3. The District Court, in holding that the transferee was liable for interest from the date the assets were received, relied upon Robinette v. Commissioner, 6 Cir., 139 F.2d 285, certiorari denied 322 U.S. 745, 64 S.Ct. 1155, 88 L.Ed. 1577; Buzard v. Helvering, 64 App.D.C. 268, 77 F.2d 391; and Commissioner of Internal Revenue v. Breyer, 3 Cir., 151 F.2d 267. In the Robinette case, the transferee received assets of greater value than the taxes owed by the transferor. The question considered related to the liability of the transferee for interest due from the transferor. The Breyer case considered the question of whether the transferee who paid interest due for the dilinquent taxes of his transferor could deduct such payment in computing his income taxes. We shall not attempt to distinguish the Buzard case or United States v. Snook, D.C., 24 F.2d 844, other than to say that the date from which the transferee should be liable for interest did not appear to be an important issue. The Buzard case does stand for the proposition that the Commissioner must claim the interest in determining the amount due from the transferee.

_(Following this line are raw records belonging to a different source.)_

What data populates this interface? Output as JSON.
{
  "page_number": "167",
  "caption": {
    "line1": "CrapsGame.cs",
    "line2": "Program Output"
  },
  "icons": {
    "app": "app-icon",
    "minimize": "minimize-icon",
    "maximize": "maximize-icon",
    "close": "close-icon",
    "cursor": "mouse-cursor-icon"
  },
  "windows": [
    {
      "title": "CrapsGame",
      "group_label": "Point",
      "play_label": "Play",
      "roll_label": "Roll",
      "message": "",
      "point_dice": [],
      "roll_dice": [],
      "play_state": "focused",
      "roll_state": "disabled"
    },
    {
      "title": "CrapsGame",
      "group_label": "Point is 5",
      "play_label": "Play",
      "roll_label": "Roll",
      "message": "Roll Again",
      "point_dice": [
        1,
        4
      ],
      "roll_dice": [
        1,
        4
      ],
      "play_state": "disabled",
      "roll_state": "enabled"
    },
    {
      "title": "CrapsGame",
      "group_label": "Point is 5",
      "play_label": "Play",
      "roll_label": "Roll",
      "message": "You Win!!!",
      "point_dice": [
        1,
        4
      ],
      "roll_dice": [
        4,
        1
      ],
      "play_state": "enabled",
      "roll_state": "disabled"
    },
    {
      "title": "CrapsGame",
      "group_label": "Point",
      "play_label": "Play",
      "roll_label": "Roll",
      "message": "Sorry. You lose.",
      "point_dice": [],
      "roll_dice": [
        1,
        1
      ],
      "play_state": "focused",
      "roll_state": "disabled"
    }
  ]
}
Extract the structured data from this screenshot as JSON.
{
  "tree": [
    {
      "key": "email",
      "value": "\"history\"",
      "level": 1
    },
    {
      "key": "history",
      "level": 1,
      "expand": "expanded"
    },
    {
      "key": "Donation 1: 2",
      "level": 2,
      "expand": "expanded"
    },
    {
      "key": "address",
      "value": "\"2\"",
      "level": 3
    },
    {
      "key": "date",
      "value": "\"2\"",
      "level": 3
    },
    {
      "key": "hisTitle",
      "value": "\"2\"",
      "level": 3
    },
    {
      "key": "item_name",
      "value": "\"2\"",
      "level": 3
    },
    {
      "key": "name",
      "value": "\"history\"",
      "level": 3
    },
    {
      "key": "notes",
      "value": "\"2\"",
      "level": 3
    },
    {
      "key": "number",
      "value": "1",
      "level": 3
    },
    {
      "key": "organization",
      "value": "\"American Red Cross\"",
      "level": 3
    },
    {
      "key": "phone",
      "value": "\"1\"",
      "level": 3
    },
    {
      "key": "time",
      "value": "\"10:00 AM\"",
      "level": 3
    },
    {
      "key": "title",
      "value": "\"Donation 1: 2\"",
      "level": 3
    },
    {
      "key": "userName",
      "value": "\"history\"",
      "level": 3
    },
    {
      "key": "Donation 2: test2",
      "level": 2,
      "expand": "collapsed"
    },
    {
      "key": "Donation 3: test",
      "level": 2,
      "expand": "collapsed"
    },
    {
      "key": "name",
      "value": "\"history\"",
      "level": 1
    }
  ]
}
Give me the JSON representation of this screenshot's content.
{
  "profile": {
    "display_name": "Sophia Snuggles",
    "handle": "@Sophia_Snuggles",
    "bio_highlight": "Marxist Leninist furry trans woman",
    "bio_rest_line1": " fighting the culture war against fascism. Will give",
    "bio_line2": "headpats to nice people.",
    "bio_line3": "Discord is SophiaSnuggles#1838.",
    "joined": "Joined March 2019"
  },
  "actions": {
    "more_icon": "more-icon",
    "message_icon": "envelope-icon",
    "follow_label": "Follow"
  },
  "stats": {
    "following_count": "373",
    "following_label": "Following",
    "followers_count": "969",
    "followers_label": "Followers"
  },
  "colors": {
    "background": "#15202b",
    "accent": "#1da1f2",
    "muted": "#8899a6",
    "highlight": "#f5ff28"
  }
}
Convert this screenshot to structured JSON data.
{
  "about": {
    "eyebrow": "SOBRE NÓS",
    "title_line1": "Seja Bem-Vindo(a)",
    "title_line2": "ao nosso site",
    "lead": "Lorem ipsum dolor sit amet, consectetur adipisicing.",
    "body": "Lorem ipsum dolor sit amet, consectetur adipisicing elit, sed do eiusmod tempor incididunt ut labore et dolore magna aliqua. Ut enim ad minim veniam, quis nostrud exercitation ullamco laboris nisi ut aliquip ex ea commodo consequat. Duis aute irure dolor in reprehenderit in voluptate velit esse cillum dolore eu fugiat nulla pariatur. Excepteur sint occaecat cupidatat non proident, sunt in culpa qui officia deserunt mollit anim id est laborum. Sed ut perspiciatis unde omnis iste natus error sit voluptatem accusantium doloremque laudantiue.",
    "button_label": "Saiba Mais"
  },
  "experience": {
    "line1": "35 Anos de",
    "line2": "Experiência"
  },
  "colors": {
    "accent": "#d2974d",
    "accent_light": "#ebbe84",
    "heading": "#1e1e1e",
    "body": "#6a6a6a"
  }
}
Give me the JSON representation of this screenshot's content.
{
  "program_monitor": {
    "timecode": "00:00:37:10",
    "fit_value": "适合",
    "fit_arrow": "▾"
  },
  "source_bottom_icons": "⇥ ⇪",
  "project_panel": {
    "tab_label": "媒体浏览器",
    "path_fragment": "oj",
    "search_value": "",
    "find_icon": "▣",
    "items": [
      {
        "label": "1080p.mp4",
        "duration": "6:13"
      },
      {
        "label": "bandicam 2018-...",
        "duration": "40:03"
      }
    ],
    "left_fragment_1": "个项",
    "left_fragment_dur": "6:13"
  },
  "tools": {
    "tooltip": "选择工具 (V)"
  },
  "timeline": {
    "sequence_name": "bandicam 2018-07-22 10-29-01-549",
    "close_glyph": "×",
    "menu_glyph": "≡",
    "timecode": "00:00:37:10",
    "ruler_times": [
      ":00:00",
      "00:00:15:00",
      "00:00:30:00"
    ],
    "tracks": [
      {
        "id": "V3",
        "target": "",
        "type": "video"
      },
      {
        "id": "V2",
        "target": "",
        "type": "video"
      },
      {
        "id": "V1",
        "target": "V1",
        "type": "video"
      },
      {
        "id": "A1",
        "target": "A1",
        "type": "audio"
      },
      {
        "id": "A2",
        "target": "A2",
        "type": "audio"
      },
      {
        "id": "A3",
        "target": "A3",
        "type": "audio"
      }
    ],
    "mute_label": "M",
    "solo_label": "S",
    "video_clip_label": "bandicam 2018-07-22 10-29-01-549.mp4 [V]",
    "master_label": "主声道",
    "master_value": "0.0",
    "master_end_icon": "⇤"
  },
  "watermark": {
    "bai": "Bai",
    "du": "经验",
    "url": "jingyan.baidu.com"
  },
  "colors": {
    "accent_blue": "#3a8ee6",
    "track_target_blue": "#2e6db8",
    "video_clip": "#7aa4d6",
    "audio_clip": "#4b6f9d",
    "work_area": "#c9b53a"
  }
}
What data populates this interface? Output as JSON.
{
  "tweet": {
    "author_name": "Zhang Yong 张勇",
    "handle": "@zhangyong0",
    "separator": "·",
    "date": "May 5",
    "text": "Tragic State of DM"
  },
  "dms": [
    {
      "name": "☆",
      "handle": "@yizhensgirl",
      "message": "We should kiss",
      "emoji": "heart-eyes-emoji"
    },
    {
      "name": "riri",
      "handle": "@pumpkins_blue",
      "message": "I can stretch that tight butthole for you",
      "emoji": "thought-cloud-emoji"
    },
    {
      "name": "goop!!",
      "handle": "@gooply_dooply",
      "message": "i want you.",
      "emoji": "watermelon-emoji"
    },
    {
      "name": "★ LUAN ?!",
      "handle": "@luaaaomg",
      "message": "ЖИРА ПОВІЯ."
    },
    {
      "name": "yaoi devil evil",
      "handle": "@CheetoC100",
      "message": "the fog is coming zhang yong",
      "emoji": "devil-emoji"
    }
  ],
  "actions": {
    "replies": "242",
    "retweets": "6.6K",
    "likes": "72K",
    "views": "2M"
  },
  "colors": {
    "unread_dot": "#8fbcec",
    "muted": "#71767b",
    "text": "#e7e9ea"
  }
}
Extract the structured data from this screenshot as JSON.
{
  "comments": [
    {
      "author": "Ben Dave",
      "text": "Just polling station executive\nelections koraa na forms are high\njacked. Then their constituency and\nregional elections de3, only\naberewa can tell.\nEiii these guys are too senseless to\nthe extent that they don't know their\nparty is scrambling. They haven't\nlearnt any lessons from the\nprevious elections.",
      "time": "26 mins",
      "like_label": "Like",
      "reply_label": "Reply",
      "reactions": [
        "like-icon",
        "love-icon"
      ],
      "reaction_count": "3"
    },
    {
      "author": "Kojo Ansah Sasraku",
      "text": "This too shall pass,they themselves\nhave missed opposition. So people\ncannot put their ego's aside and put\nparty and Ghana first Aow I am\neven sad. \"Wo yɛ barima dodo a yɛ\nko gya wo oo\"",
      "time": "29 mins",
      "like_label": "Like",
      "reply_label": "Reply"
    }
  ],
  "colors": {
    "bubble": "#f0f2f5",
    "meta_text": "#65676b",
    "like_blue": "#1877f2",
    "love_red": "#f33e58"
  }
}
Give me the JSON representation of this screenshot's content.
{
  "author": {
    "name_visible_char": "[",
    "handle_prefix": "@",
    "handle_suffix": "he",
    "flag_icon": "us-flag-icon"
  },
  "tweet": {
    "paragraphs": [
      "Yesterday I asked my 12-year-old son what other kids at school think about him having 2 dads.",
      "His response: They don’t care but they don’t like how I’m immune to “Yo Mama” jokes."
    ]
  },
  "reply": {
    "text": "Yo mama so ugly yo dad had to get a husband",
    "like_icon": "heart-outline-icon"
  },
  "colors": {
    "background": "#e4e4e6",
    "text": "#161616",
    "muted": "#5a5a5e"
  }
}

HUXMAN, Circuit Judge, concurring specially.
I concur in Judge PICKETT'S opinion. I place my concurrence on the grounds stated in the opinion that the Tax Court adjudicated the entire tax liability of the appellant transferee.
In addition to what is stated by Judge PICKETT, I wish to make the following observations. As I construe the pertinent provisions of 26 U.S.C.A. § 311, they impose a personal tax liability upon the transferee for delinquent taxes of the transferor to the extent of the value of the assets transferred.1 True, this is a secondary liability but it is nonetheless the personal liability of the transferee. This liability attaches to him from the date an assessment is made and notice and demand for payment are served on the transferee. If he promptly discharges the liability, no interest accrues. If, on the contrary, he resists the demand and in the contest loses, interest accrues from the date of demand. A transferee in my view of the statute can become liable for interest chargeable against the transferor, prior to date of demand, on the transferee only in the event the value of the transferred assets exceed the amount of the principal of the delinquent tax due from the transferor.
1. In Phillips v. Commissioner, 283 U.S. 589, at page 603, 51 S.Ct. 608, at page 614, 75 L.Ed. 1289, the Supreme Court said: "One who receives corporate assets upon dissolution is severally liable, to the extent of assets received, for the payment of taxes of the corporation."